On the same day that I had the opportunity to interview director Tim Burton (you can read that interview here) I also had the pleasure of sitting down with August to talk about his work on the new film. Read our conversation below in which he talks about not only the importance of making it a story about a boy and his dog, but also his working relationship with Burton, the difference in approach to live action and stop motion, and the strange distance he had from the project.

How many years are you removed from writing this script at this point?

Four years, yeah.

Is it kind of weird to have that much distance from the material at this point?

It’s kind of weird. I described it to somebody it’s like a friend from camp. “Oh hey! How’s it going!” You saw someone when they were pregnant, “Oh, you had the baby, right?” The baby is like this tall [uses his hand to indicate about four feet above the ground] So yeah, that’s strange, but, of course, because of Corpse Bride I knew to anticipate that. With Corpse Bride, even with this I kind of forgot that it existed all the while through animation [laughs]. You write the script, then you go from revisions to set, and then it’s just churning – they’re making like 15 seconds a day. So then it was only like a couple months I was called, “It turned out really well!” “Oh yay! Great! I’m so happy!” [laughs]. And then I finally saw it together and it was great. Again, from Corpse Bride, I knew to let some of that preciousness slide away and recognize that the story department, the animation, they’re breaking stuff down, they’re going to make some changes, they’re going to do stuff different than you intended. And since I’m not seeing dailies, that’s fine. And so then I watched the final movie, “Wow, they actually… they did everything!” And the stuff they did, like simplify some action sequences, “Yeah, that was better. Good choices!” And with the Rzykruski speeches, they kept them! Any other studio was going to cut that down, but Tim [Burton] wasn’t going to let them.

You mention the changes that have to be made to simplify things. When you’re writing are you keeping the intended medium at the front of your mind? Does it change how you write?

I try to imagine the boys as real boys, all the characters as real, living human beings… so I write the scenes that way, but I’m also sort of flipping that. Does this make sense in animation? Here’s where he stands, it makes sense in both…There are a couple cases where you have to make sure that it’s actually going to track the same way with a character who looks like that [points to a Frankenweenie character poster hanging in the room] and does it still make sense and in both cases I didn’t have to do any real tweaking. I tried to make sure that it exists in this sort of timeless bubble – so it’s not the 1950s, it’s not present day, it’s somewhere that’s kind of magically nowhere. So you have no pop culture references and people aren’t snarky. Adults can have their conversations and kids can have their conversations – the camera is physically lower and you enter their world. And the science fair is incredibly important to them, even though the parents don’t know it’s happening.

What’s the key element in making that come through?

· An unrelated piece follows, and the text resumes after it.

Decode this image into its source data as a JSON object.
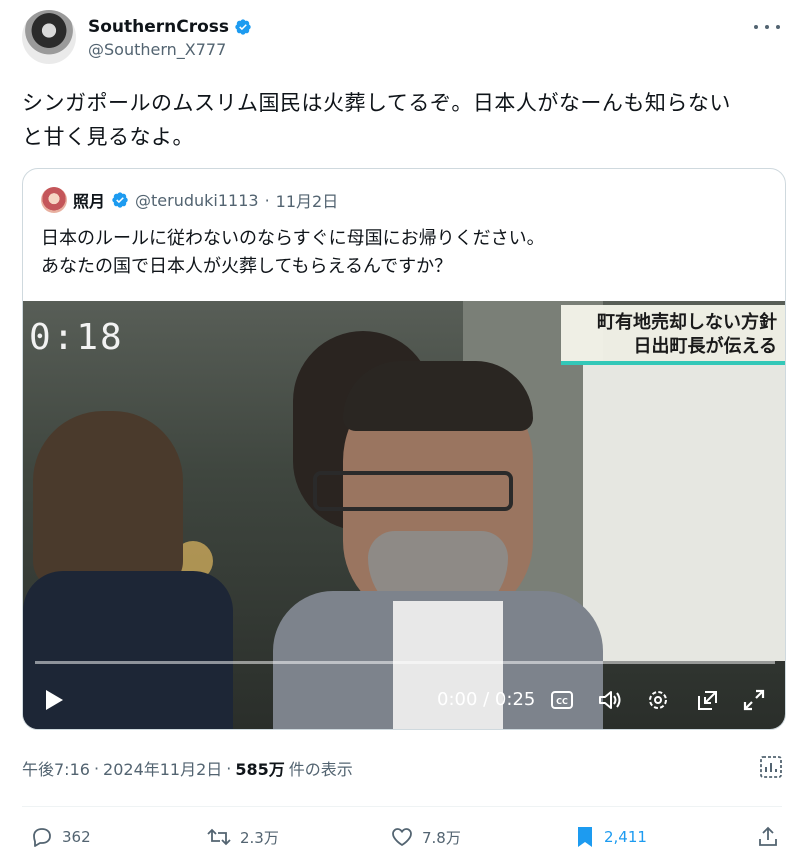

I treated it as the story of a boy and his dog. I treated Sparky like a real live dog, and I had my dog, Jake, at my feet while I was writing this. And so I really wrote the dog like a dog and I didn’t try to make him so anthropomorphic or wise beyond his abilities, and let them be a great dog, so we really got to know him as a great dog who could really bond with Victor as he’s going through the grieving and why he would bring him back. And so I knew that once I knew we had that core relationship all of the eccentricities and the curly-cues can go in and they wouldn’t be too much because we had that central relationship. You can always go back to Victor and Sparky.